Amended bill that would promote labor education receives support


Sen. Ana Irma Rivera Lassén

By John McPhaul

jpmcphaul@gmail.com


As part of a public hearing of the Senate Human Rights and Labor Laws Committee chaired by Sen. Ana Irma Rivera Lassén, representatives of both the Education (DE) and Labor & Human Resources (DTRH by its Spanish initials) departments spoke in favor of amendments to Senate Bill 753, whose purpose is to create a scholastic course that promotes the recognition of the constitutional rights of workers in Puerto Rico.

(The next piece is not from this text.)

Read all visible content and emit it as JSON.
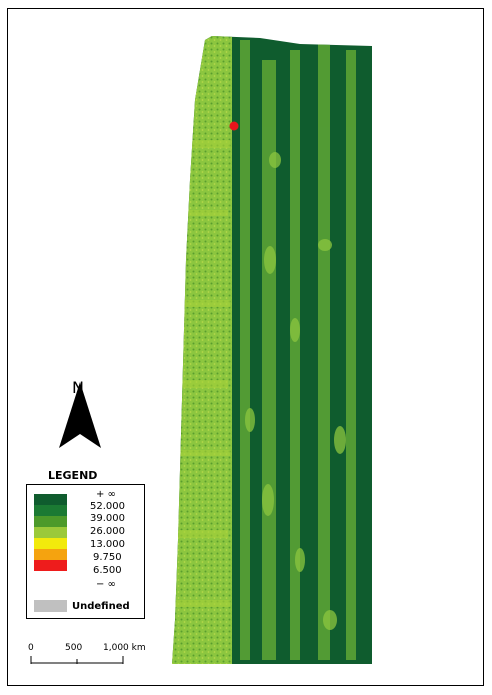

“The bill goes much further, it is to make the curriculum visible in the courses. It’s a little bell as a reminder to the Department of Education that there is a constitutional mandate and that [the Education Department and] the Department of Labor and Human Resources work together so that it is visible,” said Rivera Lassén, a Citizen Victory Movement (MVC) senator who authored the measure. “From this becoming law, the constitutional mandate would be fulfilled that students receive a highly visible [labor] education, more so than what is happening now.”


Senate Bill 753 seeks to add a new subsection to the Educational Reform Law of Puerto Rico in order to provide that the Education secretary, in coordination with the DTRH, design a course on trade unionism, trade union organization, collective bargaining and other constitutional rights as established in sections 16, 17 and 18 of the Bill of Rights of the Puerto Rico Constitution.


“It being a matter of public policy, the DE favors turning into law what is already being worked on in the Social Studies Program in our current curriculum,” said social studies teacher Sheykirisabel Cucuta González on behalf of the DE. “This includes progressive teaching of these topics in the courses of the program as applicable to the level that students can understand …”


“This measure is part of a trilogy and the three form a set with the objective of trying to address a discrepancy that we detected in Puerto Rico, which is, on the one hand, we have a Constitution that is very advanced in the recognition of certain rights such as unionization,” said MVC Sen. Rafael Bernabe, who co-authored the bill. “However, in the private sector, the unionization rate is around two percent. That is an anomaly that we have to solve. DTRH and DE have to take action. Yes, if we maintain what currently exists, the discrepancy will continue. It’s not enough just to have some programs and Law 1, we need additional initiatives like this one.”